Many of the rare breeds would suit small farmers, according to Janet Lane, Cattle Coordinator for the Rare Breeds Trust of Australia (RBTA). The cattle enthusiast maintains the RBTA’s Watch List of cattle breeds under threat in Australia.

“The advantages of all these old breeds are they are very good doers [convert grass into muscle very efficiently],” Janet said.

“They are all easy calvers with low birthweight calves, but they are very good milkers so the calves grow really quickly,” she said.

“They mature early but live longer … they can be productive into their 20s.They’re placid, sensible, hardier than modern breeds, more adaptable, more resistant to pests. Originally many of them were dual purpose [milk and meat].

“They browse as well as graze, and they graze in a way that’s good for the country. They’re very good at getting rid of weed species. And they have fewer methane emissions.

“For cold country, you won’t get a better breed than Galloways. They have a double coat… one of the few breeds that will put on weight in snow. A Scottish breed, Galloways are a strong animal that can walk up hills… naturally polled. While the Belted Galloways are eye-catching and popular, the Galloways themselves aren’t.

“The Welsh Black is a bit like a little Angus. Small, a very good doer. They’re very long in the body so they’re good on steep blocks. Imagine the hills of Wales… these tough little cattle walk anywhere… especially in cool country.

“Traditional Angus are in really low numbers. Shorter, thriftier and more nuggetty than a modern Angus and much better doers… more sensible.

“The British White… the people who have these just love them. Quite a striking looking breed, white with a black point, with all the advantages of an old breed. Really good for a small landholder; you can milk them if you want.”

Looking for a rare dairy breed?

“If you’re looking for a house cow, pick a Guernsey,” Janet opined. “Although for a cold climate, the Dairy Shorthorn has an amazing history and is a very good dual-purpose breed.”

The Belmont Red – developed in Queensland by CSIRO in 1968 – is the only Australian breed on the RBTA watch list. The mix of Afrikander (Bos indicus), Hereford and Shorthorn produced a big, placid animal with good feed conversion, well-adapted to northern Australia.

The only miniature breed on the RBTA Watch List is the ancient Nadudana.

“They’re a miniature Zebu, one of the rarest breeds in the world,” Janet said.

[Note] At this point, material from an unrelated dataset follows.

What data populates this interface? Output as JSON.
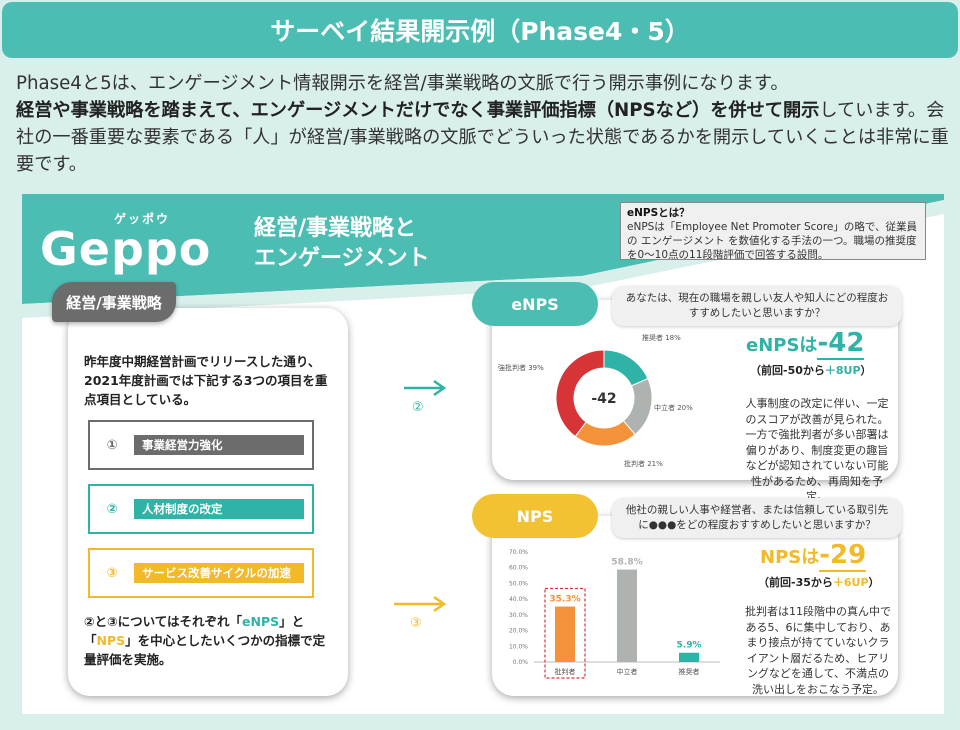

“They only come up to your hip. Because they’ve been with people since the dawn of time, they get extremely docile and affectionate.

“But like other Zebu breeds, they have strong herd behaviour; they don’t like to be separated. Good for a hot climate.”

There’s so much choice, so take it one step at a time. Choose your breed group, then your breed, then your sires.

Check breed associations, ask the locals, do your research. Then enjoy the cattle journey.